Dal punto di vista tecnico, che ve lo dico a fare, Soul è una gioia per gli occhi, con un’attenzione ai dettagli materici da sturbo. I Jerry (e Terry) sono davvero una bella invenzione grafica (anche se mi hanno ricordato la Linea di Cavandoli).
La New York autunnale fotografata nel film è una solare cartolina della città, piena di cliché (soprattutto di derivazione cinematografica) ma adorabile.

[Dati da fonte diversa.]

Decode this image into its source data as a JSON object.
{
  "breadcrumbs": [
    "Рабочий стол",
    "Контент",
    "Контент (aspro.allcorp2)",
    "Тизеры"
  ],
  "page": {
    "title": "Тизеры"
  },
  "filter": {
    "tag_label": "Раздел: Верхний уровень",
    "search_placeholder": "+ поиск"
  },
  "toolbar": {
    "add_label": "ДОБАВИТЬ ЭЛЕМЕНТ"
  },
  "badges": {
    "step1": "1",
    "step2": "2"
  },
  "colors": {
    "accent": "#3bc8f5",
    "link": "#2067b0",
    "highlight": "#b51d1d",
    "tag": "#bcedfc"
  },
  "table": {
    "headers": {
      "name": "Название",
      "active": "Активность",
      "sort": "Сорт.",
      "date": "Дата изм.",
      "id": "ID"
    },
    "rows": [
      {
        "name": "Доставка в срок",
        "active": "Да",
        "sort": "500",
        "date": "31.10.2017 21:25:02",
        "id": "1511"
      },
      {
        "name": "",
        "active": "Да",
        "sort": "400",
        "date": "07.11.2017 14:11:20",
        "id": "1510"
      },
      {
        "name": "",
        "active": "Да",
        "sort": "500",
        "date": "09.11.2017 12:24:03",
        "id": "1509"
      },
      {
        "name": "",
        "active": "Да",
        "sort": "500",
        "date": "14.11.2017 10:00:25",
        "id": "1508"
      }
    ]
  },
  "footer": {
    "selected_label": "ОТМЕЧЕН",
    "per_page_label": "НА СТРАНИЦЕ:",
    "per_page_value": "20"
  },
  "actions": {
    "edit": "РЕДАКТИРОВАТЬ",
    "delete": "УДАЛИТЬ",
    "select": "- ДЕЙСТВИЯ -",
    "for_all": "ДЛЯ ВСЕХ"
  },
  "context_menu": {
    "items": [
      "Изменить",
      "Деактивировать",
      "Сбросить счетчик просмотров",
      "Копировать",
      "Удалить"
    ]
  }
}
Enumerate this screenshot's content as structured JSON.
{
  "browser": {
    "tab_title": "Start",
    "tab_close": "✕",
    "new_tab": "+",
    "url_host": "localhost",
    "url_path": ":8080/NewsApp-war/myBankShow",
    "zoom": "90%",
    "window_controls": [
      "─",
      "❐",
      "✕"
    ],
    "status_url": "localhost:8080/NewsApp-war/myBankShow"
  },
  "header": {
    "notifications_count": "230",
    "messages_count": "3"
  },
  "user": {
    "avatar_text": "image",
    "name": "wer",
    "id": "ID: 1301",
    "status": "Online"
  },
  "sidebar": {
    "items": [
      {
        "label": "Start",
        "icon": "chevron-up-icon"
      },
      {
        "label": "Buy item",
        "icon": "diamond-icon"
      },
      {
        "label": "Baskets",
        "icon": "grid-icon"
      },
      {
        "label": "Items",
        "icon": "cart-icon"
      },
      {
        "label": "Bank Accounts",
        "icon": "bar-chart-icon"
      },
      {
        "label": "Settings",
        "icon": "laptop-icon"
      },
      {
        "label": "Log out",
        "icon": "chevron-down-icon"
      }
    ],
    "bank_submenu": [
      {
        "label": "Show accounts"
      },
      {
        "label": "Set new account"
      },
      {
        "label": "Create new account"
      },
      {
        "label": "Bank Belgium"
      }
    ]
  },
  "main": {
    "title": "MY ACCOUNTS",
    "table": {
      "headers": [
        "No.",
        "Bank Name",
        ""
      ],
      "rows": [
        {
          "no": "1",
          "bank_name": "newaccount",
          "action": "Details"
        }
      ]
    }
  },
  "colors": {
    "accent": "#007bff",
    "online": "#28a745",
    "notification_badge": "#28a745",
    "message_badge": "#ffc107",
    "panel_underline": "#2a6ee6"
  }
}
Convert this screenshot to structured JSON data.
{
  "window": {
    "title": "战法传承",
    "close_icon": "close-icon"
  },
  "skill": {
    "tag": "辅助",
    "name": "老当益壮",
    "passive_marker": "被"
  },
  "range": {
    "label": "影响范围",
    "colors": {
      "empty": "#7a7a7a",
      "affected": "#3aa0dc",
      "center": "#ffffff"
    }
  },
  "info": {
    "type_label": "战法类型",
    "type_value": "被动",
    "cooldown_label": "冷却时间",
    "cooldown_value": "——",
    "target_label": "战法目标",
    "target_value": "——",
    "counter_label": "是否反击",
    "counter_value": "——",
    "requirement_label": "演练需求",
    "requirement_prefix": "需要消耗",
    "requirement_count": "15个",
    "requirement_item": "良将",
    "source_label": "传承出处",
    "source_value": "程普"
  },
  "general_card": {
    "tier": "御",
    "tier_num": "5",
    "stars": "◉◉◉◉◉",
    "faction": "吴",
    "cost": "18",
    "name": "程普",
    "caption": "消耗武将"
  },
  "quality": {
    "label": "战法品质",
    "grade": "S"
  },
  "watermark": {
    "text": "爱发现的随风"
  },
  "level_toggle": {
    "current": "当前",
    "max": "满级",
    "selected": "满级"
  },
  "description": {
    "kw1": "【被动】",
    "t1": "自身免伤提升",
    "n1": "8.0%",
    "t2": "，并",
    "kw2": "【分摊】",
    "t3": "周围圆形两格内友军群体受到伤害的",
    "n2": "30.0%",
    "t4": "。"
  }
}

A pensarci bene, dopo La principessa e il ranocchio (2009), Soul è il secondo film Disney in cui è protagonista una comunità afroamericana. Anzi, qui, si parla in maniera spinta di interculturalità e il film sposa bene l’anima (guarda caso…) di New York: Joe, la sua famiglia e il contesto in cui vivono sono neri e la variabile afroamericana è fondamentale nel tratteggiare in maniera peculiare il mood del film, ma nel lungometraggio ci sono anche personaggi con fattezze e nomi orientali, sudamericani e mediorientali.

Il doppiaggio italiano mi è piaciuto molto: Neri Marcoré (che, con Disney Pixar, aveva già lavorato a Up) è Joe (Jamie Foxx, nella versione originale); Paola Cortellesi (Tina Fey) è 22; Rossella Izzo (Angela Bassett) è Dorothea (un personaggio che, secondo me ha un character design stratosferico – come se già la media del film non fosse altissima- ed è animata in maniera sopraffina).

Quando ho scoperto che, oltre al jazzista jon Baptiste, gli autori delle musiche originali del film sono Trent Reznor e Atticus Ross dei Nine Inch Nails sono quasi caduta dal divano.